CENTRO DE EDUCAÇÃO SUPERIOR DE GUANAMBI - CESG


DIREITO

BRUNO SILVÃO MIRANDA;


DANÚBIA MARIA DA SILVA GOMES;
IVANA PATRINE DA COSTA IVO;
MARIA APARECIDA OLIVEIRA DOS SANTOS;
SAMUEL VITOR MEIRA DA SILVA;
VERÔNICA STEFFANE NOGUEIRA MARTINS.

DOS CONCILIADORES

Guanambi-BA
2018
BRUNO SILVÃO MIRANDA;
DANÚBIA MARIA DA SILVA GOMES;
IVANA PATRINE DA COSTA IVO;
MARIA APARECIDA OLIVEIRA DOS SANTOS;
SAMUEL VITOR MEIRA DA SILVA;
VERÔNICA STEFFANE NOGUEIRA MARTINS.

DOS CONCILIADORES

Trabalho apresentado como exigência do


curso de Direito da UniFG, como um dos
pré-requisitos para avaliação da segunda
unidade da Disciplina de Processo Civil.

Professora: Amanda Dias.

Guanambi-BA
2018
Dos Conciliadores

Resumo: Este artigo tem por finalidade explanar sobre os Conciliadores, que foram protagonistas
de diversos debates por terem se tornado obrigatórios para a realização da audiência de
autocomposição, como inovação no Código de Processo Civil (CPC/2015). Um dos objetivos
deste profissional é aplicar técnicas para facilitação do diálogo entre as partes e estimular
soluções a partir dos interesses exposto.

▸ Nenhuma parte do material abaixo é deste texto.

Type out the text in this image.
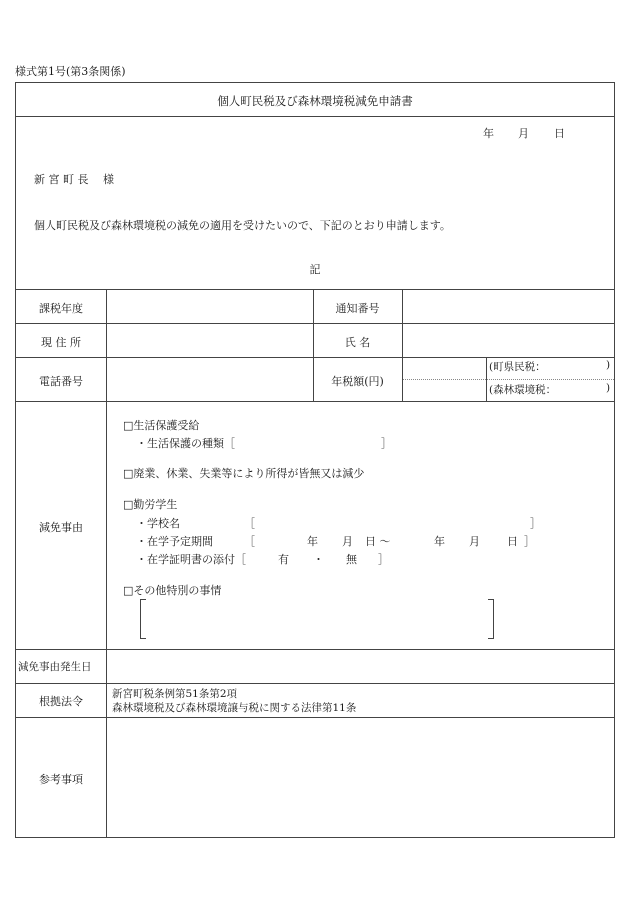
様式第1号(第3条関係)
個人町民税及び森林環境税減免申請書
年 月 日
新 宮 町 長　 様
個人町民税及び森林環境税の減免の適用を受けたいので、下記のとおり申請します。
記
課税年度	通知番号
現 住 所	氏 名
電話番号	年税額(円)
(町県民税：	)
(森林環境税：	)
減免事由
□生活保護受給
・生活保護の種類［	］
□廃業、休業、失業等により所得が皆無又は減少
□勤労学生
・学校名	［	］
・在学予定期間	［	年 月 日 〜	年 月 日 ］
・在学証明書の添付［	有 ・ 無 ］
□その他特別の事情
減免事由発生日
根拠法令
新宮町税条例第51条第2項
森林環境税及び森林環境譲与税に関する法律第11条
参考事項
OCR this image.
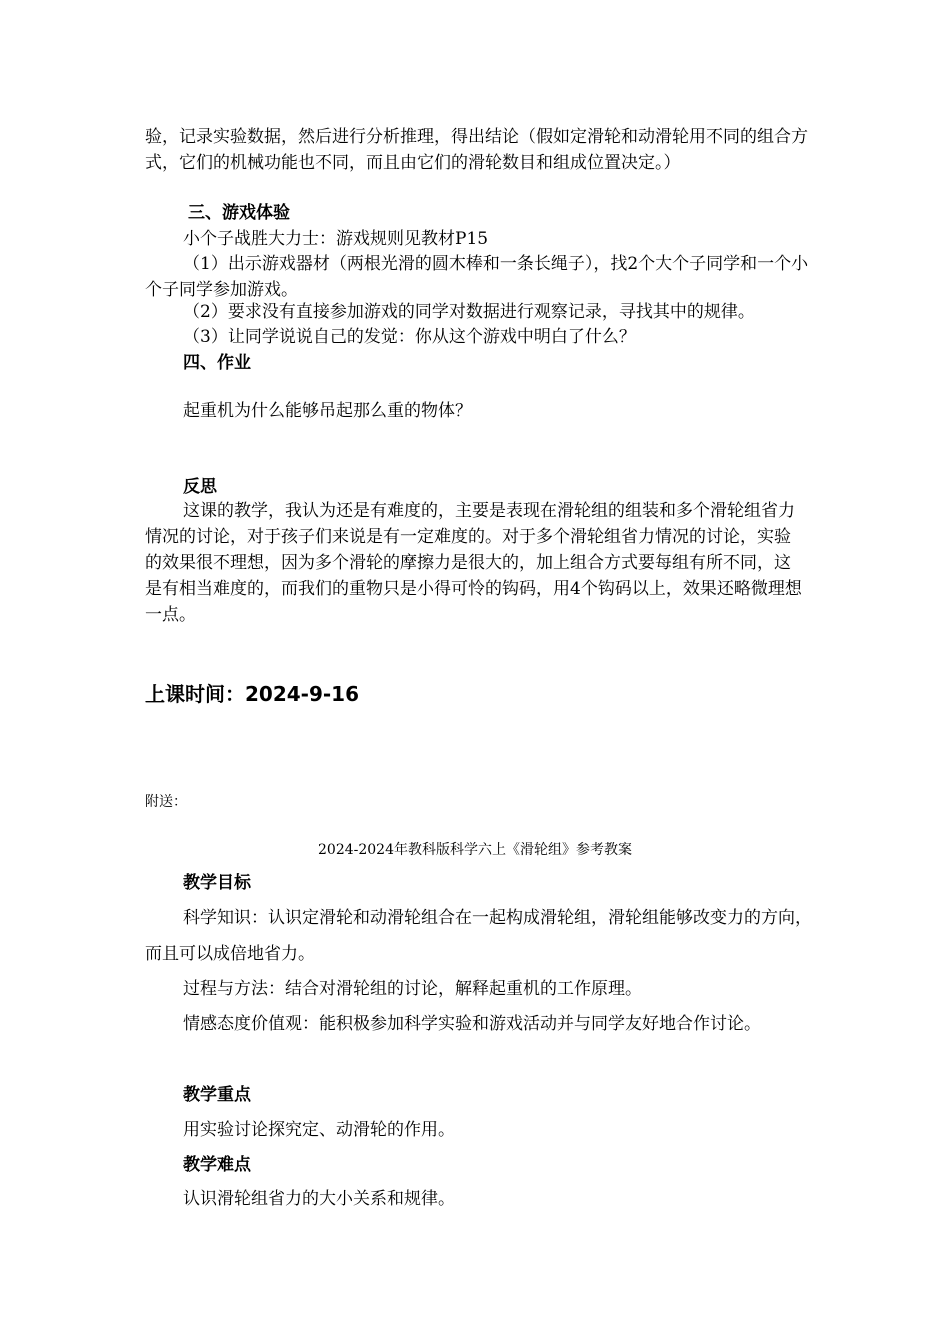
验，记录实验数据，然后进行分析推理，得出结论（假如定滑轮和动滑轮用不同的组合方式，它们的机械功能也不同，而且由它们的滑轮数目和组成位置决定。）

三、游戏体验

小个子战胜大力士：游戏规则见教材P15

（1）出示游戏器材（两根光滑的圆木棒和一条长绳子），找2个大个子同学和一个小个子同学参加游戏。

（2）要求没有直接参加游戏的同学对数据进行观察记录，寻找其中的规律。

（3）让同学说说自己的发觉：你从这个游戏中明白了什么？

四、作业

起重机为什么能够吊起那么重的物体？

反思

这课的教学，我认为还是有难度的，主要是表现在滑轮组的组装和多个滑轮组省力情况的讨论，对于孩子们来说是有一定难度的。对于多个滑轮组省力情况的讨论，实验的效果很不理想，因为多个滑轮的摩擦力是很大的，加上组合方式要每组有所不同，这是有相当难度的，而我们的重物只是小得可怜的钩码，用4个钩码以上，效果还略微理想一点。

上课时间：2024-9-16

附送：

2024-2024年教科版科学六上《滑轮组》参考教案

教学目标

科学知识：认识定滑轮和动滑轮组合在一起构成滑轮组，滑轮组能够改变力的方向，而且可以成倍地省力。

过程与方法：结合对滑轮组的讨论，解释起重机的工作原理。

情感态度价值观：能积极参加科学实验和游戏活动并与同学友好地合作讨论。

教学重点

用实验讨论探究定、动滑轮的作用。

教学难点

认识滑轮组省力的大小关系和规律。
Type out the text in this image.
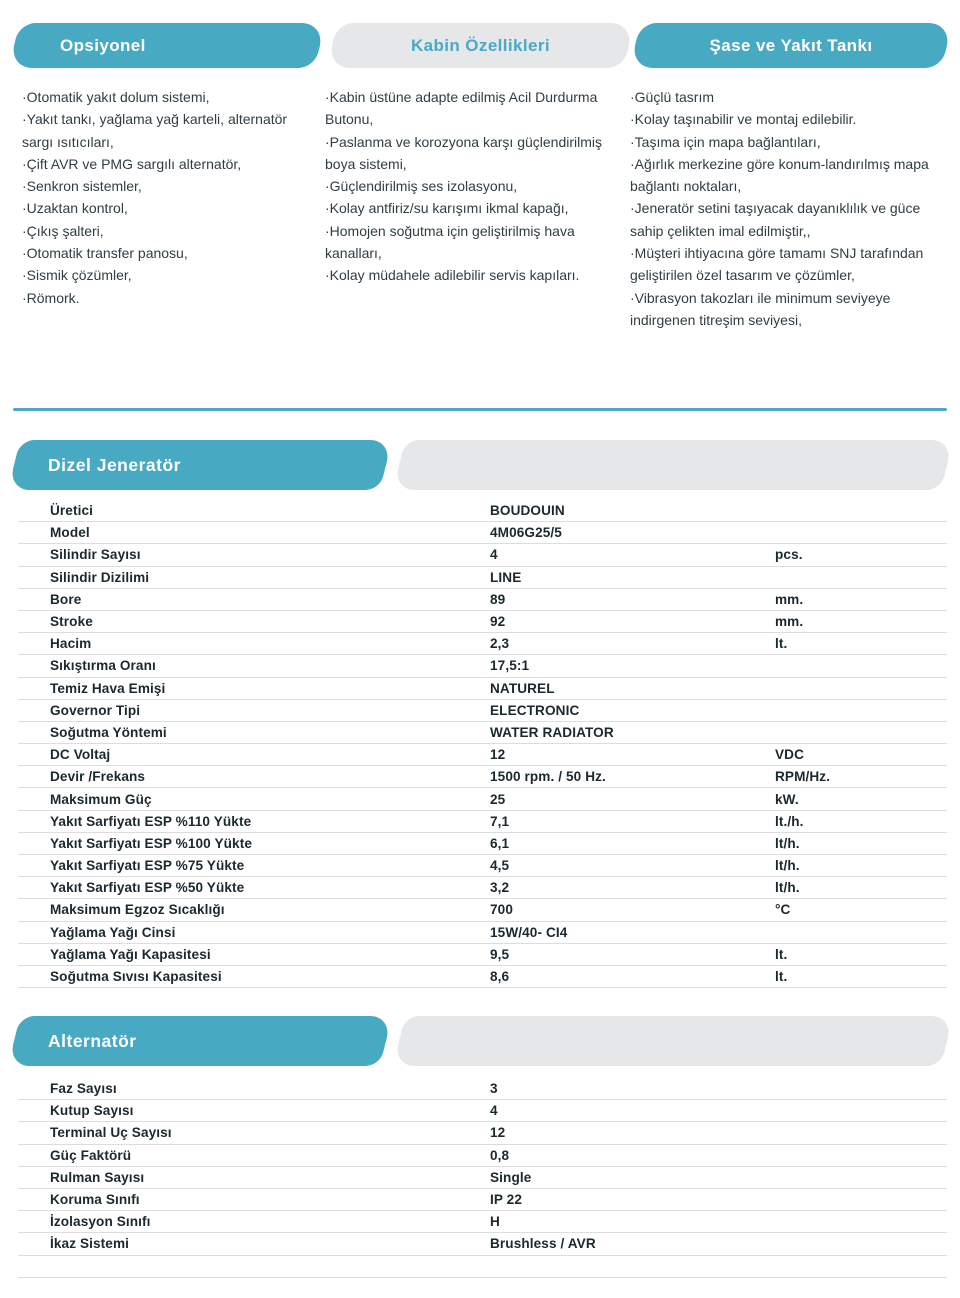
Opsiyonel	Kabin Özellikleri	Şase ve Yakıt Tankı

·Otomatik yakıt dolum sistemi,

·Yakıt tankı, yağlama yağ karteli, alternatör sargı ısıtıcıları,

·Çift AVR ve PMG sargılı alternatör,

·Senkron sistemler,

·Uzaktan kontrol,

·Çıkış şalteri,

·Otomatik transfer panosu,

·Sismik çözümler,

·Römork.

·Kabin üstüne adapte edilmiş Acil Durdurma Butonu,

·Paslanma ve korozyona karşı güçlendirilmiş boya sistemi,

·Güçlendirilmiş ses izolasyonu,

·Kolay antfiriz/su karışımı ikmal kapağı,

·Homojen soğutma için geliştirilmiş hava kanalları,

·Kolay müdahele adilebilir servis kapıları.

·Güçlü tasrım

·Kolay taşınabilir ve montaj edilebilir.

·Taşıma için mapa bağlantıları,

·Ağırlık merkezine göre konum-landırılmış mapa bağlantı noktaları,

·Jeneratör setini taşıyacak dayanıklılık ve güce sahip çelikten imal edilmiştir,,

·Müşteri ihtiyacına göre tamamı SNJ tarafından geliştirilen özel tasarım ve çözümler,

·Vibrasyon takozları ile minimum seviyeye indirgenen titreşim seviyesi,

Dizel Jeneratör
Üretici	BOUDOUIN
Model	4M06G25/5
Silindir Sayısı	4	pcs.
Silindir Dizilimi	LINE
Bore	89	mm.
Stroke	92	mm.
Hacim	2,3	lt.
Sıkıştırma Oranı	17,5:1
Temiz Hava Emişi	NATUREL
Governor Tipi	ELECTRONIC
Soğutma Yöntemi	WATER RADIATOR
DC Voltaj	12	VDC
Devir /Frekans	1500 rpm. / 50 Hz.	RPM/Hz.
Maksimum Güç	25	kW.
Yakıt Sarfiyatı ESP %110 Yükte	7,1	lt./h.
Yakıt Sarfiyatı ESP %100 Yükte	6,1	lt/h.
Yakıt Sarfiyatı ESP %75 Yükte	4,5	lt/h.
Yakıt Sarfiyatı ESP %50 Yükte	3,2	lt/h.
Maksimum Egzoz Sıcaklığı	700	°C
Yağlama Yağı Cinsi	15W/40- CI4
Yağlama Yağı Kapasitesi	9,5	lt.
Soğutma Sıvısı Kapasitesi	8,6	lt.
Alternatör
Faz Sayısı	3
Kutup Sayısı	4
Terminal Uç Sayısı	12
Güç Faktörü	0,8
Rulman Sayısı	Single
Koruma Sınıfı	IP 22
İzolasyon Sınıfı	H
İkaz Sistemi	Brushless / AVR
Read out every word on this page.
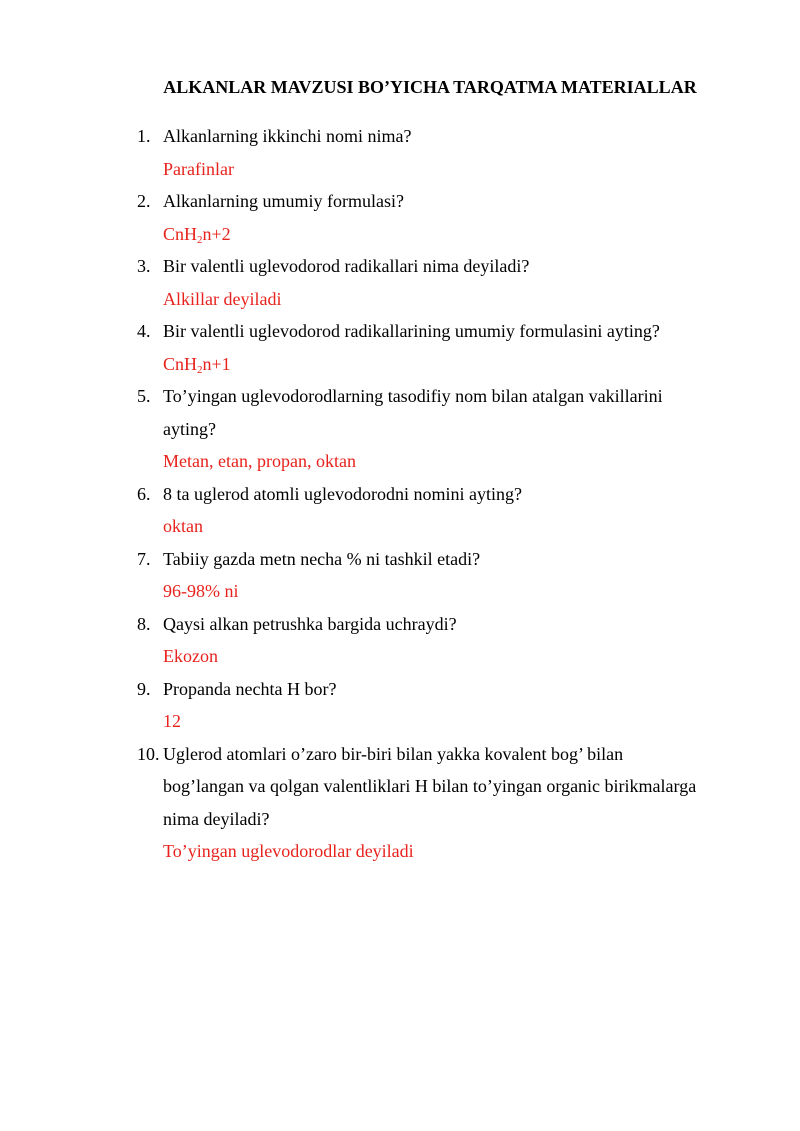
ALKANLAR MAVZUSI BO’YICHA TARQATMA MATERIALLAR
1. Alkanlarning ikkinchi nomi nima?
Parafinlar
2. Alkanlarning umumiy formulasi?
CnH$_2$n+2
3. Bir valentli uglevodorod radikallari nima deyiladi?
Alkillar deyiladi
4. Bir valentli uglevodorod radikallarining umumiy formulasini ayting?
CnH$_2$n+1
5. To’yingan uglevodorodlarning tasodifiy nom bilan atalgan vakillarini
ayting?
Metan, etan, propan, oktan
6. 8 ta uglerod atomli uglevodorodni nomini ayting?
oktan
7. Tabiiy gazda metn necha % ni tashkil etadi?
96-98% ni
8. Qaysi alkan petrushka bargida uchraydi?
Ekozon
9. Propanda nechta H bor?
12
10. Uglerod atomlari o’zaro bir-biri bilan yakka kovalent bog’ bilan
bog’langan va qolgan valentliklari H bilan to’yingan organic birikmalarga
nima deyiladi?
To’yingan uglevodorodlar deyiladi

Palavras-chave: Conciliadores – Mediadores – Processo Civil – Pacificação.

Introdução

A Constituição Federal veio instaurar um novo paradigma, principalmente no modo encarar o


processo, que atualmente é tido como um modelo constitucional de processo civil, estabelecido a
partir dos princípios constitucionais que estabelecem o modo como o processo civil deve
desenvolver-se. Hoje, o processo civil brasileiro é um procedimento que tem o respeito do
contraditório, que se desenvolve de forma isonômica perante o juiz natural, destinado a permitir a
construção de decisões fundamentadas em tempo razoável sobre qualquer pretensão que se
deduza em juízo (já que é garantido o acesso universal à justiça). É, enfim, um devido processo
legal (entendido como devido processo constitucional).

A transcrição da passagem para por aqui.